I’m not going to make a case for living on your ass and devouring shows. I like to think that no one on his deathbed looks back on his life as the lights are dimming and thinks, “I sure watched me some great tee vee!” But, y’know, I talk about books & writing a lot here, and sometimes about movies, and it’s just stupid to disregard a medium in which really good things are happening. Being a DJ has taught me that no medium is by its nature good or bad, and being a DJ and being published in science fiction & fantasy have taught me that there are no bad genres, just bad practitioners.
So I’m gonna spend a couple of entries not admitting to which shows I watch, but boasting about them. So nyah nyah.
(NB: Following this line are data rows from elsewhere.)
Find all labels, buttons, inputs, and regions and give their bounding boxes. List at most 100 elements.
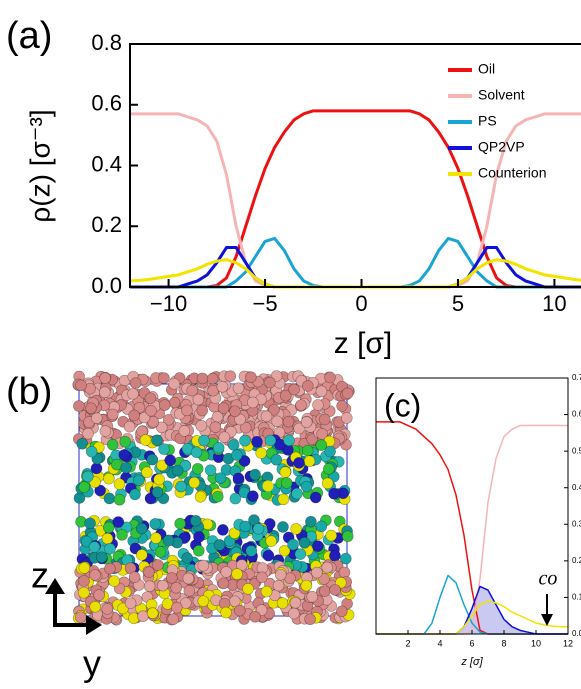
bead: [252, 522, 265, 535]
legend-label: QP2VP: [478, 139, 525, 155]
bead: [293, 422, 305, 435]
bead: [78, 481, 91, 493]
bead: [99, 425, 112, 437]
bead: [217, 402, 230, 414]
bead: [335, 605, 348, 618]
bead: [104, 542, 116, 555]
bead: [239, 434, 251, 447]
bead: [129, 488, 141, 501]
bead: [182, 572, 195, 585]
bead: [251, 436, 263, 448]
x-tick-label: 2: [405, 638, 410, 648]
annotation: co: [539, 568, 558, 590]
series-line: [130, 109, 581, 289]
bead: [102, 521, 115, 534]
bead: [256, 571, 268, 584]
y-tick-label: 0.2: [572, 556, 581, 565]
bead: [190, 446, 203, 459]
bead: [329, 584, 341, 596]
x-axis-label: z [σ]: [460, 656, 483, 668]
bead: [119, 435, 132, 448]
axis-label: z: [31, 555, 49, 596]
bead: [162, 534, 175, 547]
bead: [262, 480, 274, 492]
bead: [84, 517, 96, 530]
bead: [341, 530, 354, 543]
bead: [124, 597, 137, 610]
bead: [272, 579, 285, 592]
bead: [123, 420, 136, 433]
bead: [234, 413, 246, 426]
bead: [279, 389, 292, 402]
bead: [318, 413, 331, 426]
bead: [135, 522, 148, 535]
bead: [85, 445, 98, 458]
bead: [192, 544, 205, 557]
bead: [192, 393, 205, 406]
bead: [238, 455, 251, 467]
bead: [312, 540, 324, 552]
bead: [311, 566, 323, 579]
bead: [146, 453, 159, 466]
bead: [99, 372, 111, 384]
bead: [166, 572, 178, 584]
bead: [217, 577, 230, 590]
bead: [227, 439, 240, 451]
bead: [136, 549, 148, 561]
bead: [338, 566, 351, 579]
x-tick-label: 12: [563, 638, 573, 648]
bead: [268, 403, 280, 416]
bead: [301, 444, 314, 457]
bead: [279, 466, 292, 478]
y-tick-label: 0.5: [572, 446, 581, 455]
bead: [265, 535, 278, 547]
bead: [74, 611, 87, 624]
bead: [271, 415, 283, 428]
bead: [239, 421, 252, 434]
bead: [127, 388, 139, 400]
bead: [209, 421, 222, 434]
bead: [171, 464, 184, 477]
bead: [178, 425, 191, 437]
bead: [306, 433, 318, 445]
bead: [247, 490, 259, 502]
bead: [289, 596, 302, 609]
bead: [145, 404, 157, 417]
bead: [101, 603, 114, 615]
bead: [290, 523, 302, 535]
bead: [319, 585, 331, 597]
legend-label: PS: [478, 113, 497, 129]
bead: [315, 385, 328, 398]
bead: [158, 443, 170, 455]
bead: [143, 580, 156, 593]
bead: [170, 581, 183, 594]
bead: [195, 419, 208, 432]
legend-label: Oil: [478, 61, 495, 77]
bead: [152, 559, 164, 571]
x-tick-label: 5: [452, 291, 464, 316]
bead: [229, 405, 241, 418]
bead: [78, 562, 91, 574]
bead: [309, 491, 322, 504]
panel-label: (c): [384, 387, 421, 423]
arrow-head: [541, 614, 553, 626]
bead: [151, 486, 164, 498]
bead: [171, 601, 183, 614]
bead: [179, 597, 192, 609]
bead: [181, 404, 193, 417]
bead: [260, 410, 273, 423]
bead: [300, 480, 313, 493]
bead: [328, 487, 340, 500]
y-tick-label: 0.8: [91, 30, 122, 55]
bead: [220, 566, 233, 578]
bead: [162, 413, 175, 426]
bead: [300, 416, 313, 428]
bead: [229, 492, 242, 505]
bead: [164, 454, 177, 467]
bead: [294, 548, 307, 560]
panel-label: (b): [6, 371, 52, 413]
bead: [76, 437, 89, 450]
bead: [198, 434, 210, 447]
I heard about how good this show was for years, but I had no desire to watch it. A chemistry teacher who becomes a meth cooker — oh, look, Weeds on speed! No, no, people said: The writing is great, the show is really dark & gritty & interesting, and everyone’s a bad guy. Oh, look, I said, The Sopranos on speed! (I was funny about The Sopranos. Beautifully produced, written, & acted, and I didn’t care, because I wanted everyone on the show dead. I only watched a few of them.)
Then Netflix streamed all the Breaking Bad episodes and I watched the first one. I was hooked in five minutes. (That’s right, kid, the first one’s free.) The opening was one of the strongest hooks I’ve ever seen on TV. And it’s not about bad guys doing bad things. It’s about how you become a bad guy. About losing your perspective. About the incremental path to evil.
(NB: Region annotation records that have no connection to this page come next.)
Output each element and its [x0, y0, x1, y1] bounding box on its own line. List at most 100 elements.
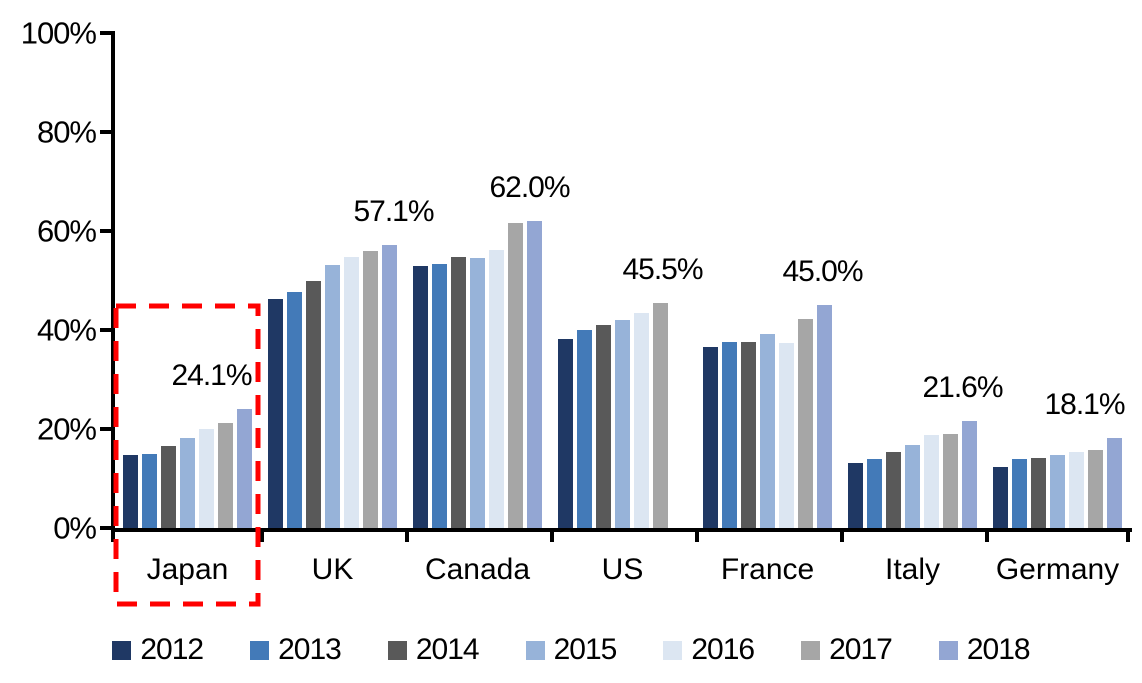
bar-canada-2017 — [508, 223, 523, 528]
x-tick-mark — [550, 528, 554, 542]
y-tick-mark — [100, 427, 114, 431]
data-label-canada: 62.0% — [489, 171, 570, 205]
bar-france-2016 — [779, 343, 794, 528]
category-label-france: France — [720, 553, 815, 586]
bar-italy-2013 — [867, 458, 882, 528]
category-label-germany: Germany — [995, 553, 1120, 586]
bar-germany-2013 — [1012, 459, 1027, 528]
legend-swatch-2015 — [525, 640, 545, 660]
legend-item-2017: 2017 — [801, 635, 893, 665]
legend-item-2014: 2014 — [387, 633, 480, 666]
x-tick-mark — [840, 528, 844, 542]
y-tick-label-100: 100% — [20, 15, 97, 51]
legend-swatch-2018 — [938, 640, 958, 660]
y-axis-line — [111, 31, 115, 541]
bar-uk-2015 — [325, 265, 340, 528]
bar-japan-2012 — [123, 454, 138, 528]
legend-item-2012: 2012 — [112, 633, 204, 666]
y-tick-label-40: 40% — [36, 312, 97, 348]
legend: 2012 2013 2014 2015 2016 2017 2018 — [0, 630, 1142, 670]
bar-italy-2015 — [905, 445, 920, 528]
y-tick-label-60: 60% — [36, 213, 97, 249]
category-label-italy: Italy — [884, 553, 941, 586]
legend-swatch-2012 — [112, 640, 132, 660]
y-tick-mark — [100, 229, 114, 233]
bar-uk-2012 — [268, 299, 283, 528]
y-tick-mark — [100, 31, 114, 35]
y-tick-mark — [100, 130, 114, 134]
bar-us-2013 — [577, 330, 592, 528]
y-tick-mark — [100, 328, 114, 332]
bar-germany-2015 — [1050, 455, 1065, 528]
x-tick-mark — [260, 528, 264, 542]
bar-japan-2018 — [237, 408, 252, 528]
y-tick-label-20: 20% — [36, 411, 97, 447]
data-label-italy: 21.6% — [922, 371, 1003, 405]
bar-germany-2014 — [1031, 458, 1046, 528]
legend-label-2012: 2012 — [140, 633, 204, 666]
bar-uk-2016 — [344, 257, 359, 528]
bar-canada-2018 — [527, 221, 542, 528]
bar-france-2015 — [760, 333, 775, 528]
x-tick-mark — [695, 528, 699, 542]
legend-swatch-2014 — [387, 640, 407, 660]
legend-label-2013: 2013 — [278, 633, 342, 666]
y-tick-mark — [100, 526, 114, 530]
legend-swatch-2013 — [250, 640, 270, 660]
category-label-uk: UK — [311, 553, 354, 586]
legend-label-2016: 2016 — [691, 633, 755, 666]
bar-us-2017 — [653, 302, 668, 528]
bar-italy-2012 — [848, 462, 863, 528]
data-label-us: 45.5% — [622, 252, 703, 286]
bar-us-2012 — [558, 339, 573, 528]
bar-us-2015 — [615, 320, 630, 528]
legend-item-2016: 2016 — [663, 633, 755, 666]
data-label-japan: 24.1% — [171, 358, 252, 392]
bar-uk-2014 — [306, 281, 321, 528]
bar-canada-2013 — [432, 264, 447, 528]
x-axis-line — [111, 528, 1132, 532]
legend-label-2015: 2015 — [553, 633, 618, 666]
bar-canada-2015 — [470, 257, 485, 528]
data-label-uk: 57.1% — [353, 195, 434, 229]
bar-uk-2013 — [287, 291, 302, 528]
bar-italy-2018 — [962, 421, 977, 528]
bar-france-2014 — [741, 341, 756, 528]
x-tick-mark — [111, 528, 115, 542]
legend-item-2018: 2018 — [938, 633, 1031, 666]
legend-swatch-2016 — [663, 640, 683, 660]
bar-germany-2017 — [1088, 450, 1103, 528]
y-tick-label-0: 0% — [53, 510, 97, 546]
x-tick-mark — [1126, 528, 1130, 542]
bar-canada-2014 — [451, 256, 466, 528]
bar-italy-2016 — [924, 434, 939, 528]
legend-label-2018: 2018 — [966, 633, 1031, 666]
data-label-germany: 18.1% — [1044, 388, 1125, 422]
bar-japan-2013 — [142, 453, 157, 528]
legend-label-2014: 2014 — [415, 633, 480, 666]
bar-uk-2018 — [382, 245, 397, 528]
category-label-us: US — [601, 553, 644, 586]
bar-japan-2017 — [218, 423, 233, 528]
bar-france-2017 — [798, 318, 813, 528]
bar-japan-2014 — [161, 445, 176, 528]
x-tick-mark — [985, 528, 989, 542]
bar-germany-2012 — [993, 466, 1008, 528]
y-tick-label-80: 80% — [36, 114, 97, 150]
legend-item-2013: 2013 — [250, 633, 342, 666]
bar-germany-2016 — [1069, 452, 1084, 528]
bar-italy-2014 — [886, 452, 901, 528]
bar-us-2014 — [596, 325, 611, 528]
bar-japan-2015 — [180, 437, 195, 528]
bar-germany-2018 — [1107, 438, 1122, 528]
x-tick-mark — [405, 528, 409, 542]
bar-japan-2016 — [199, 429, 214, 528]
bar-canada-2016 — [489, 249, 504, 528]
bar-canada-2012 — [413, 265, 428, 528]
category-label-canada: Canada — [424, 553, 531, 586]
bar-france-2018 — [817, 305, 832, 528]
category-label-japan: Japan — [146, 553, 229, 586]
bar-italy-2017 — [943, 433, 958, 528]
bar-france-2012 — [703, 347, 718, 528]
And what makes it devastatingly effective is that it isn’t moustache-twirling, vein-popping, sociopathic TV Loon evil. It’s suburban two-car-garage evil, evil across the street from you, evil that belongs to your rideshare program and cheers the little league team. Not pure evil, because that’s a fiction concocted by lazy storytellers and simplistic moralists. This is evil alloyed with good, evil where the worst traits are actually caricatures of your own ambitions and desires, commingling with your best intentions. Fuck Sauron, folks. I’m never gonna meet him and neither are you. But I’ve met Walter White a hundred times, at least — and that’s scary.
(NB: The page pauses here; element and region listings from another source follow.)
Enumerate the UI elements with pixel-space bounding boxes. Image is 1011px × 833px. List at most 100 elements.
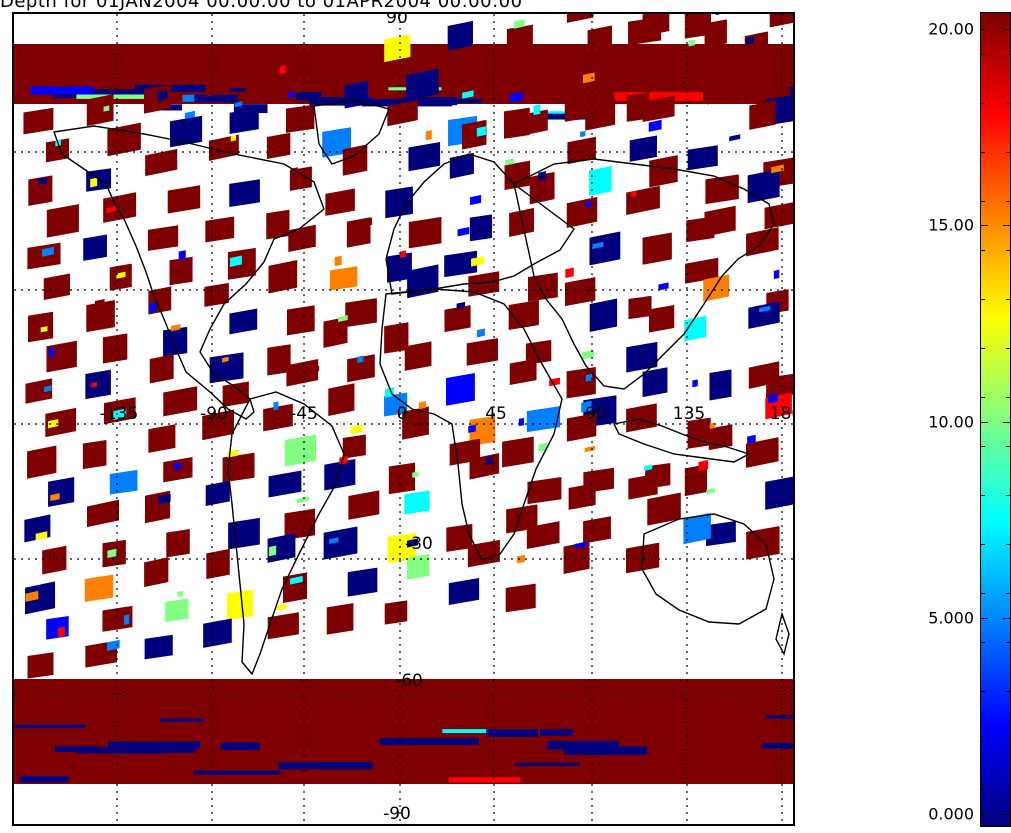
swath-segment	[385, 186, 413, 219]
swath-segment	[324, 459, 356, 491]
swath-segment	[387, 99, 418, 127]
swath-pixel	[631, 190, 637, 198]
swath-segment	[509, 207, 535, 237]
swath-pixel	[50, 493, 60, 502]
swath-segment	[444, 305, 471, 333]
swath-segment	[508, 300, 539, 331]
swath-segment	[704, 19, 727, 48]
swath-streak	[547, 740, 619, 750]
swath-segment	[107, 122, 141, 157]
swath-pixel	[152, 358, 159, 366]
swath-segment	[626, 341, 658, 373]
swath-segment	[27, 311, 54, 343]
swath-segment	[406, 68, 439, 101]
swath-segment	[169, 115, 203, 148]
swath-streak	[511, 113, 598, 120]
swath-pixel	[41, 246, 54, 257]
swath-segment	[466, 338, 498, 366]
south-polar-band	[14, 679, 793, 784]
swath-segment	[764, 201, 793, 230]
swath-segment	[408, 141, 441, 172]
colorbar-gradient	[981, 13, 1010, 826]
swath-segment	[46, 615, 69, 640]
swath-segment	[589, 231, 621, 266]
swath-pixel	[25, 590, 39, 602]
swath-segment	[205, 68, 230, 97]
lon-label-0: 0	[396, 404, 408, 424]
swath-segment	[163, 386, 198, 417]
swath-streak	[540, 729, 573, 736]
swath-segment	[447, 20, 473, 51]
swath-streak	[442, 729, 489, 734]
swath-pixel	[276, 603, 287, 611]
map-panel: 90 -90 -30 -60 -135 -90 -45 0 45 90 135 …	[12, 12, 795, 826]
swath-segment	[384, 392, 408, 417]
swath-pixel	[106, 205, 117, 214]
colorbar-tick	[980, 421, 988, 423]
swath-streak	[54, 746, 98, 753]
swath-pixel	[400, 250, 407, 258]
swath-segment	[86, 499, 120, 528]
swath-pixel	[468, 424, 476, 433]
swath-pixel	[57, 626, 65, 638]
swath-segment	[84, 574, 114, 602]
coastline-africa	[379, 288, 563, 561]
swath-segment	[469, 415, 496, 446]
swath-pixel	[334, 255, 342, 267]
swath-segment	[704, 205, 736, 237]
swath-segment	[206, 548, 230, 580]
swath-pixel	[771, 164, 784, 174]
swath-segment	[583, 516, 611, 544]
lat-label-minus-60: -60	[395, 671, 423, 691]
swath-segment	[328, 383, 355, 417]
swath-segment	[566, 196, 598, 228]
swath-segment	[288, 224, 316, 253]
swath-pixel	[360, 217, 372, 228]
swath-streak	[76, 94, 171, 99]
swath-segment	[348, 490, 380, 520]
lat-label-minus-30: -30	[405, 534, 433, 554]
swath-pixel	[35, 531, 48, 541]
swath-pixel	[38, 176, 48, 185]
lon-label-90: 90	[585, 404, 607, 424]
swath-segment	[149, 354, 174, 384]
swath-pixel	[103, 105, 110, 112]
swath-streak	[14, 724, 85, 729]
swath-pixel	[43, 385, 52, 393]
swath-segment	[748, 301, 780, 329]
swath-segment	[329, 266, 358, 291]
swath-streak	[453, 98, 483, 104]
plot-title: Depth for 01JAN2004 00:00:00 to 01APR200…	[0, 0, 523, 12]
colorbar-minor-tick	[1006, 446, 1011, 448]
swath-segment	[229, 179, 260, 207]
colorbar-minor-tick	[1006, 642, 1011, 644]
swath-segment	[509, 358, 537, 386]
swath-pixel	[582, 72, 595, 84]
swath-pixel	[549, 377, 560, 387]
swath-pixel	[94, 298, 105, 310]
colorbar-minor-tick	[980, 691, 985, 693]
swath-pixel	[418, 401, 426, 410]
swath-segment	[568, 482, 596, 510]
swath-streak	[486, 729, 539, 737]
swath-segment	[687, 145, 718, 171]
swath-segment	[286, 358, 319, 387]
swath-segment	[648, 305, 675, 333]
swath-segment	[347, 354, 375, 383]
swath-pixel	[729, 134, 741, 142]
swath-segment	[469, 214, 493, 242]
swath-segment	[205, 216, 235, 243]
swath-pixel	[585, 200, 591, 208]
swath-pixel	[706, 488, 716, 495]
swath-segment	[467, 539, 500, 568]
swath-segment	[263, 403, 293, 432]
swath-pixel	[574, 541, 587, 549]
swath-segment	[707, 71, 735, 105]
swath-segment	[228, 517, 260, 550]
swath-pixel	[782, 55, 793, 66]
swath-segment	[82, 439, 107, 470]
swath-pixel	[698, 459, 709, 472]
swath-segment	[163, 457, 193, 483]
swath-segment	[267, 612, 299, 640]
swath-segment	[647, 492, 681, 526]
To follow Walter White’s arc is to become acquainted with a perfectly understandable evil. You’re taken along so effectively that I imagine it’s startling to watch the first episodes again to see how naive Walter seems, how relatable, compared to the alpha-male Machiavellian bastard he is now.
The writing is spot-on, the characters are laminated and contradictory and their evolution is (mostly) believable (I have some issues with the rapid ballistics of Walter’s wife, Skyler). Its worldview is sparse, Spartan, bleak, dark darker darkest.
I can’t wait for the season premiere Sunday night.